= Michael Joseph Crumpton =

Michael Joseph Crumpton CBE, FRS (born 7 June 1929) is a British scientist who was Director of Research (Laboratories) for the Imperial Cancer Research Fund Laboratories based in London (now part of Cancer Research UK).

==Early life and education==
Michael Joseph Crumpton was born on 7 June 1929, as the son of Charles and Edith Crumpton. He was educated at Poole Grammar School in Poole, Dorset, England, and University College Southampton (now Southampton University) and obtained a BSc from the University of London (the awarding body at the time).

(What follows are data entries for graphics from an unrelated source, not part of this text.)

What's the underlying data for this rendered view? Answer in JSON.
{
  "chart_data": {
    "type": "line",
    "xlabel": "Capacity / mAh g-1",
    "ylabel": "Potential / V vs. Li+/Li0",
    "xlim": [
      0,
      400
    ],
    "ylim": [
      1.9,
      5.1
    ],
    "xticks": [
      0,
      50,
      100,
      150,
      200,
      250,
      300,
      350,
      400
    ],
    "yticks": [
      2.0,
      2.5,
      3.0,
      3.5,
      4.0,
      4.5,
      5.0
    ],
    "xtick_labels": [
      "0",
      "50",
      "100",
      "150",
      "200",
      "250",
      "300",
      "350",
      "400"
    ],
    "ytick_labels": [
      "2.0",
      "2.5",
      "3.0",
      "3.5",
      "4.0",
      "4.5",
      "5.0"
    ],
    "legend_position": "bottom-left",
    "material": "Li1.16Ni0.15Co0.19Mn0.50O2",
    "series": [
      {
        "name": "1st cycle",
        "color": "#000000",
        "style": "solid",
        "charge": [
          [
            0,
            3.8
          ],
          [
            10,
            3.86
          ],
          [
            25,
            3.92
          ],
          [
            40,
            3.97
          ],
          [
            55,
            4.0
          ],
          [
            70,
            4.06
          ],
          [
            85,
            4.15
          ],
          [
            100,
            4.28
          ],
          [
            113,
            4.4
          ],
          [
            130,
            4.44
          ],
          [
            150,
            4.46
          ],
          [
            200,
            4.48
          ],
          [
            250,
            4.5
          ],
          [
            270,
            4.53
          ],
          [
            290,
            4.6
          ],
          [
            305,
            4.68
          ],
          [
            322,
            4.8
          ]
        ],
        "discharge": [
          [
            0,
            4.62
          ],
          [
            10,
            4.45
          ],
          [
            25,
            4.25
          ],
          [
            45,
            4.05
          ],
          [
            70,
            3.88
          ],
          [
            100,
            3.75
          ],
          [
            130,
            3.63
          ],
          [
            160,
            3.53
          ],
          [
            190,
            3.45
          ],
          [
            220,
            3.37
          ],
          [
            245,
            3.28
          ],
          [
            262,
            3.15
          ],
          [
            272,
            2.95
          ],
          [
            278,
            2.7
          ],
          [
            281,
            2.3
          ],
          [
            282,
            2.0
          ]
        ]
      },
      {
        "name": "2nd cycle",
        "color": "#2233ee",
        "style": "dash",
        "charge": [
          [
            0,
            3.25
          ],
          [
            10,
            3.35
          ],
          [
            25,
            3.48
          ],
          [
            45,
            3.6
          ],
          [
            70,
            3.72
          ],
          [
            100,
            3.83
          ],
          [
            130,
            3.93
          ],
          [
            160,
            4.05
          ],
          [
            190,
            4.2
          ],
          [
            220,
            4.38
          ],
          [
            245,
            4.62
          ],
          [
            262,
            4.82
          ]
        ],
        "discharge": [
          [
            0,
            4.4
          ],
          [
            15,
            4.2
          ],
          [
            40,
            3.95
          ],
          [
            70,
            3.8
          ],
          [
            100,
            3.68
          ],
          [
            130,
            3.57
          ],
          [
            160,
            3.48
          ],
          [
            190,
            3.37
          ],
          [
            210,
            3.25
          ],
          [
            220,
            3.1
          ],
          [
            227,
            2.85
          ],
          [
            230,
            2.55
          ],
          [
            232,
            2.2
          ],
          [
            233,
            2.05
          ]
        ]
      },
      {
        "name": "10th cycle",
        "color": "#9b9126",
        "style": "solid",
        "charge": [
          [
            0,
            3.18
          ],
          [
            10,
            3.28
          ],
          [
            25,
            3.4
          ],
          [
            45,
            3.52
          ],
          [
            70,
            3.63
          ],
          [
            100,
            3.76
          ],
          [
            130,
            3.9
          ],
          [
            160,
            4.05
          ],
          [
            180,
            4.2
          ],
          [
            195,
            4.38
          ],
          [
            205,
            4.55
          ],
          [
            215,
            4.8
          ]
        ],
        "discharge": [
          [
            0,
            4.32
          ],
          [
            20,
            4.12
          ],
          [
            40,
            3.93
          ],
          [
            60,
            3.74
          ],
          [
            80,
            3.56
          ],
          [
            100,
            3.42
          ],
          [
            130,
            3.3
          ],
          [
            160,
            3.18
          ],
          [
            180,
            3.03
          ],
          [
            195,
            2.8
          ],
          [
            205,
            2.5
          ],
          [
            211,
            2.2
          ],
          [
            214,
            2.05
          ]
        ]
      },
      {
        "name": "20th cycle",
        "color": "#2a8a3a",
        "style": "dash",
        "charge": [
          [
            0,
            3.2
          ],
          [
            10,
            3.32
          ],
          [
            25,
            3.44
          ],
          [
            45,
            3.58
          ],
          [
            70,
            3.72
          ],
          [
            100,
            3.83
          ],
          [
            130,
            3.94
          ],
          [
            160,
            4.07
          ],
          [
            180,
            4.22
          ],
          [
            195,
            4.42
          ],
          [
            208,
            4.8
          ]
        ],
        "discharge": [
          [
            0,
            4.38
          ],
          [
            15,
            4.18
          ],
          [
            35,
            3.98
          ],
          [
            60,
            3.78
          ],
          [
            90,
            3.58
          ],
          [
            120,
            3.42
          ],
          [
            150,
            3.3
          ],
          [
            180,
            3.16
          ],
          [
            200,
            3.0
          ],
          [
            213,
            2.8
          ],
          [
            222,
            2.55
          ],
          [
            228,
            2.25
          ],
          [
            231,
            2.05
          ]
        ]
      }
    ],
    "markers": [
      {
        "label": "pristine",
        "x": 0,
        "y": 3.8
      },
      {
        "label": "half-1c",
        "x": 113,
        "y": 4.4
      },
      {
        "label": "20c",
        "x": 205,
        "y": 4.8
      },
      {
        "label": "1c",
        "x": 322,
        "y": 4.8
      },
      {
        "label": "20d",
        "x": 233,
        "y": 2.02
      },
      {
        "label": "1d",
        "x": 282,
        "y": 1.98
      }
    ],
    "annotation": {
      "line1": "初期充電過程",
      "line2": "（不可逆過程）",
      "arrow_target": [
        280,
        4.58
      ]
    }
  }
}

He then worked at the Lister Institute of Preventive Medicine, obtaining a PhD, also from London University.

From 1953 to 1955, he did National Service with the Royal Army Medical Corps.

==Career==
From 1955 to 1960, he was a member of the scientific staff of the Microbiological Research Establishment, now part of the Defence Science and Technology Laboratory (or 'dstl' for short) based at Porton Down, near Salisbury, Wiltshire, and usually simply referred to as 'Porton Down'. From 1960–66 he was a Research Fellow in the Immunology Department of St Mary's Hospital Medical School then part of London University, now part of Imperial College.

Crumpton then joined the scientific staff at the National Institute for Medical Research based in Mill Hill, London, becoming Head of the Biochemistry Division from 1976–79 and the Cell Board from 1979–1983. The Institute moved to the new Francis Crick Institute in Camden in 2016.

Crumpton became a non-executive Director of Imperial Cancer Research Technology Ltd, part of the Imperial Cancer Research Fund from 1989–1999 and was Chief Operating Officer from 1993–94.

Crumpton was a member and later chairman of the World Health Organization’s steering committee for Polysaccharide encapsulated bacteria from 1984–1991. He has also served on many other scientific and medical committees in England, Canada and the United States.

Crumpton gave the Bernal Lecture in 2004 entitled: "Are low-frequency environmental fields a health hazard?".

==Personal life==
In 1960 he married Janet Elizabeth Dean, and they had one son and two daughters.

Crumpton was created FRS in 1979 and was appointed a CBE in 1991. He was a founding fellow of the Academy of Medical Sciences (FMedSci) in 1998.